For the unfortunate ones who work in a heavily-disrupted industry (i.e., Tech), major restructurings that happened in the last 12-months have even made their roles redundant. Living with severance, finding new jobs, and adapting roles within the family dynamics have been disrupted days in the life of a working-parent family. Without underestimating dozens of other scenarios, one thing we need to ‘wake up’ from is the moment of truth that every family faces unique problems and hardships in various forms, and we need to be mindful of that.


In a professional space, there is not one single business Leader I’ve met that has not spoken about the degree of changes they need to deal with as the VUCA (volatility, uncertain, complex, and ambiguous) world continues to shift in a rate that just getting faster, and faster. As an example, a changing customer landscape where consumers can easily now switch online-and-offline marketplace easily has challenged a long-trusted idea of Customer Loyalty (or, whether it has ever been exists?).

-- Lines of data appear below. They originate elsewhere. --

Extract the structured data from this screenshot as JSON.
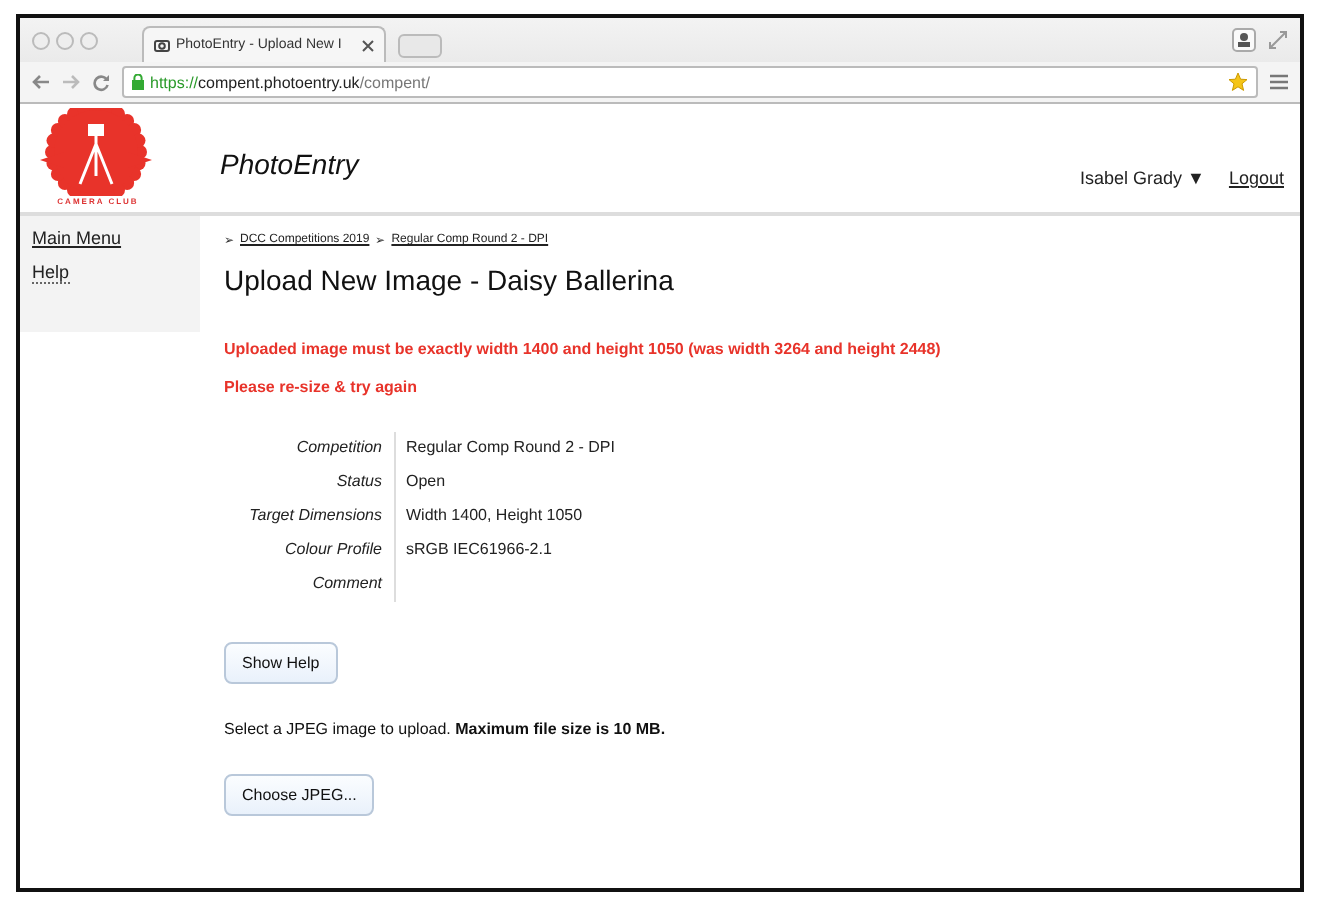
{
  "browser": {
    "tab_title": "PhotoEntry - Upload New I",
    "url_scheme": "https://",
    "url_host": "compent.photoentry.uk",
    "url_path": "/compent/"
  },
  "header": {
    "logo_caption": "CAMERA CLUB",
    "site_title": "PhotoEntry",
    "user": "Isabel Grady ▼",
    "logout": "Logout"
  },
  "sidebar": {
    "items": [
      {
        "label": "Main Menu",
        "selected": true
      },
      {
        "label": "Help",
        "selected": false
      }
    ]
  },
  "breadcrumbs": [
    {
      "sep": "➢",
      "label": "DCC Competitions 2019"
    },
    {
      "sep": "➢",
      "label": "Regular Comp Round 2 - DPI"
    }
  ],
  "heading": "Upload New Image - Daisy Ballerina",
  "errors": [
    "Uploaded image must be exactly width 1400 and height 1050 (was width 3264 and height 2448)",
    "Please re-size & try again"
  ],
  "details": [
    {
      "label": "Competition",
      "value": "Regular Comp Round 2 - DPI"
    },
    {
      "label": "Status",
      "value": "Open"
    },
    {
      "label": "Target Dimensions",
      "value": "Width 1400, Height 1050"
    },
    {
      "label": "Colour Profile",
      "value": "sRGB IEC61966-2.1"
    },
    {
      "label": "Comment"
    }
  ],
  "show_help_button": "Show Help",
  "instruction": "Select a JPEG image to upload. **Maximum file size is 10 MB.**",
  "choose_button": "Choose JPEG..."
}
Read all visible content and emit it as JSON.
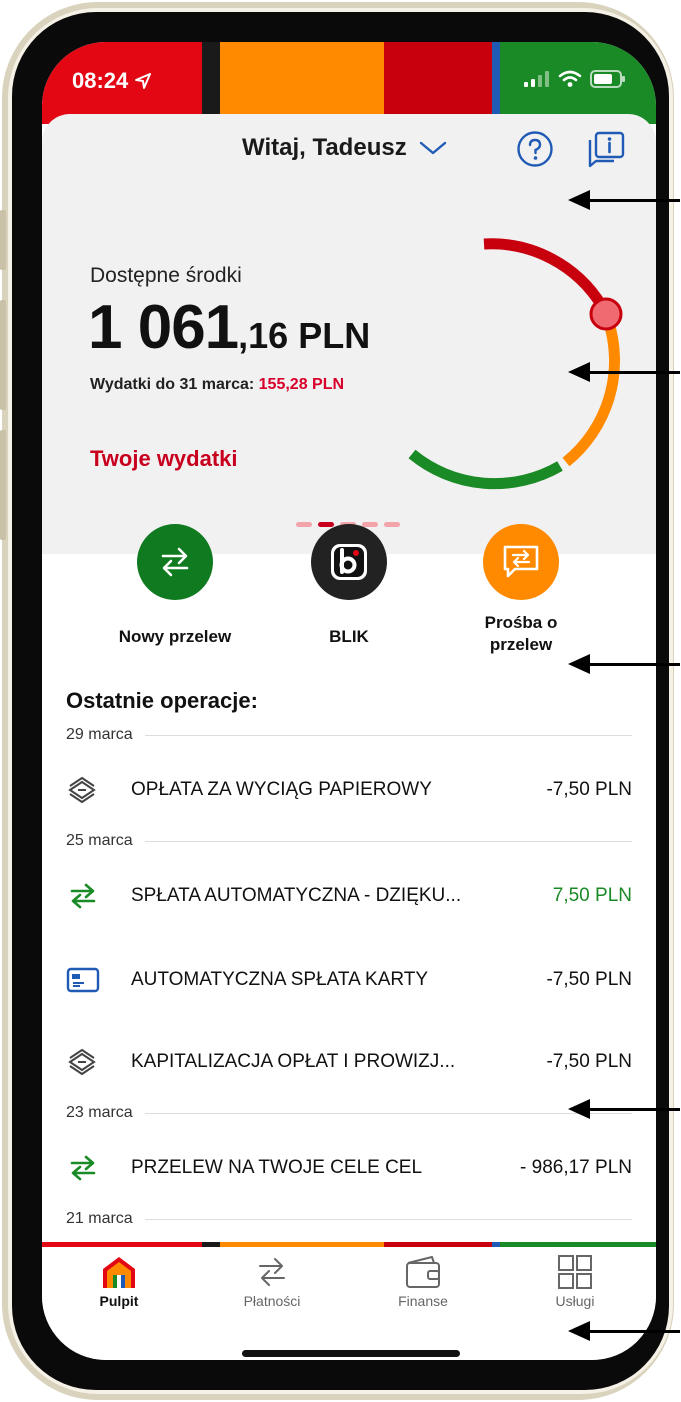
{
  "status": {
    "time": "08:24"
  },
  "colors": {
    "red": "#e30613",
    "orange": "#ff8a00",
    "darkred": "#c8000e",
    "green": "#1a8a26",
    "blue": "#1f5bb5",
    "black": "#1a1a1a"
  },
  "header": {
    "greeting": "Witaj, Tadeusz"
  },
  "balance": {
    "label": "Dostępne środki",
    "amount_whole": "1 061",
    "amount_fraction": ",16 PLN",
    "expenses_prefix": "Wydatki do 31 marca: ",
    "expenses_value": "155,28 PLN",
    "link": "Twoje wydatki",
    "page_indicator": {
      "count": 5,
      "active": 2
    }
  },
  "actions": [
    {
      "label": "Nowy przelew"
    },
    {
      "label": "BLIK"
    },
    {
      "label": "Prośba o przelew"
    }
  ],
  "operations": {
    "title": "Ostatnie operacje:",
    "dates": [
      "29 marca",
      "25 marca",
      "23 marca",
      "21 marca"
    ],
    "items": [
      {
        "name": "OPŁATA ZA WYCIĄG PAPIEROWY",
        "amount": "-7,50 PLN",
        "icon": "money-stack-icon"
      },
      {
        "name": "SPŁATA AUTOMATYCZNA - DZIĘKU...",
        "amount": "7,50 PLN",
        "icon": "transfer-icon"
      },
      {
        "name": "AUTOMATYCZNA SPŁATA KARTY",
        "amount": "-7,50 PLN",
        "icon": "card-icon"
      },
      {
        "name": "KAPITALIZACJA OPŁAT I PROWIZJ...",
        "amount": "-7,50 PLN",
        "icon": "money-stack-icon"
      },
      {
        "name": "PRZELEW NA TWOJE CELE CEL",
        "amount": "- 986,17 PLN",
        "icon": "transfer-icon"
      }
    ]
  },
  "nav": [
    {
      "label": "Pulpit",
      "active": true
    },
    {
      "label": "Płatności"
    },
    {
      "label": "Finanse"
    },
    {
      "label": "Usługi"
    }
  ]
}
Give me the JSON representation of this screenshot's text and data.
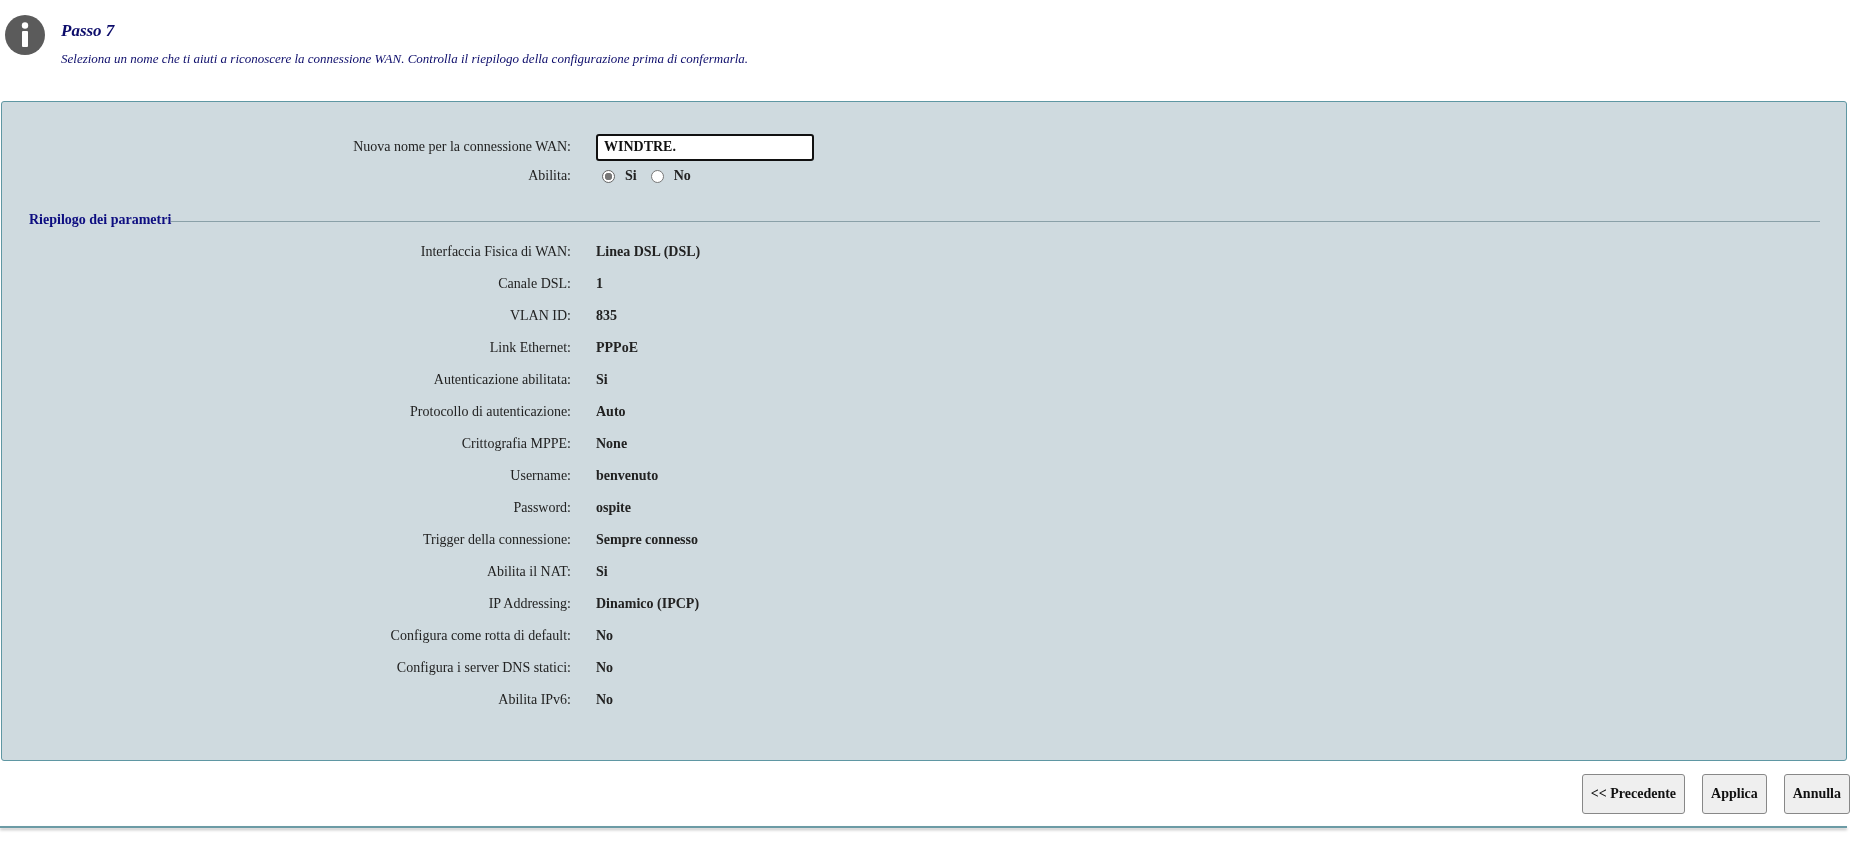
{
  "header": {
    "title": "Passo 7",
    "description": "Seleziona un nome che ti aiuti a riconoscere la connessione WAN. Controlla il riepilogo della configurazione prima di confermarla."
  },
  "form": {
    "name_label": "Nuova nome per la connessione WAN:",
    "name_value": "WINDTRE.",
    "enable_label": "Abilita:",
    "enable_options": [
      {
        "label": "Si",
        "selected": true
      },
      {
        "label": "No",
        "selected": false
      }
    ]
  },
  "summary": {
    "title": "Riepilogo dei parametri",
    "rows": [
      {
        "label": "Interfaccia Fisica di WAN:",
        "value": "Linea DSL (DSL)"
      },
      {
        "label": "Canale DSL:",
        "value": "1"
      },
      {
        "label": "VLAN ID:",
        "value": "835"
      },
      {
        "label": "Link Ethernet:",
        "value": "PPPoE"
      },
      {
        "label": "Autenticazione abilitata:",
        "value": "Si"
      },
      {
        "label": "Protocollo di autenticazione:",
        "value": "Auto"
      },
      {
        "label": "Crittografia MPPE:",
        "value": "None"
      },
      {
        "label": "Username:",
        "value": "benvenuto"
      },
      {
        "label": "Password:",
        "value": "ospite"
      },
      {
        "label": "Trigger della connessione:",
        "value": "Sempre connesso"
      },
      {
        "label": "Abilita il NAT:",
        "value": "Si"
      },
      {
        "label": "IP Addressing:",
        "value": "Dinamico (IPCP)"
      },
      {
        "label": "Configura come rotta di default:",
        "value": "No"
      },
      {
        "label": "Configura i server DNS statici:",
        "value": "No"
      },
      {
        "label": "Abilita IPv6:",
        "value": "No"
      }
    ]
  },
  "buttons": [
    "<< Precedente",
    "Applica",
    "Annulla"
  ]
}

The long-standing concept of “if you are running a business with a significant ‘barrier to entry’ (Porter’s Five Forces framework) would help you enjoy dominant position in the market” has also changed, as your business toughest competitors has now born not from your usual competitors and peers, but an entirely new player who diversifying out of their core business.


Digitalization of the world has brought down any walls you could have imagined, and it's a truly an open world where anything can happen to anyone.


Digitalization of the world has brought down any walls you could have imagined, and it’s a truly an open world where anything can happen to anyone.

Trust, receded.

Not only ideas that you have trusted for so many years have proven to become less and less relevant in today’s world (as shown in the above examples), but words that are being said by trusted figures are also difficult to 'hold on' to. Not because these trusted figures have an ill intent to lie and betray you, but simply because in the world we are living in, things changed beyond their control. I empathize with these good-intent Leaders who have their hands tied when storms that are out of their radar hit them, hence we see so much distrust and complaints coming their way that has been very overwhelming for them too.

Having such a difficult ‘moment of truth’ would make even the most confident Leaders start to doubt themselves. And this is where the risk of self-doubting might hamper a Leader’s ability to make effective and the right decisions since he/she has started to overthink various scenarios that might happen out of so many options, which slows decisions. Decisions are the lifeblood of an organization: no decision is a worse outcome than a bad decision.

Leading has become the most challenging thing to do in today's exponential VUCA world.


More Human, desperately needed.


As a human resources professional, a call to action I have made to myself knowing the new realities we have all to live in, is by simply be there for people who are important — both in personal and professional space. Being there, being human, in a truest and literal meaning by simply being present in the moment of need for other people.


I would invite all of us to also do the same: by simply being human when we are around another human being.

I would invite all of us to also do the same: by simply being human when we are around another human being.

Be there and become a listening ear to your spouse, children, best friends, team members, your managers, and help them by showing empathy and letting them know that they are not alone in this difficult time.


Theresa Whitman, a nursing scholar, says empathy is “Feeling with People” (watch this insightful video about her thoughts in Brene’s Brown TED talks shorts). We might don't have to have all the answers, but simply by being there, it helps. We will also feel that we ourselves are not alone, if we happen to also struggles with how the world changed by offering our ears to listen in the first place.


Let's be there for others, and we can get through difficult times together.

Reaching out and being there is the most humane support we can do during difficult times. Lets be more human.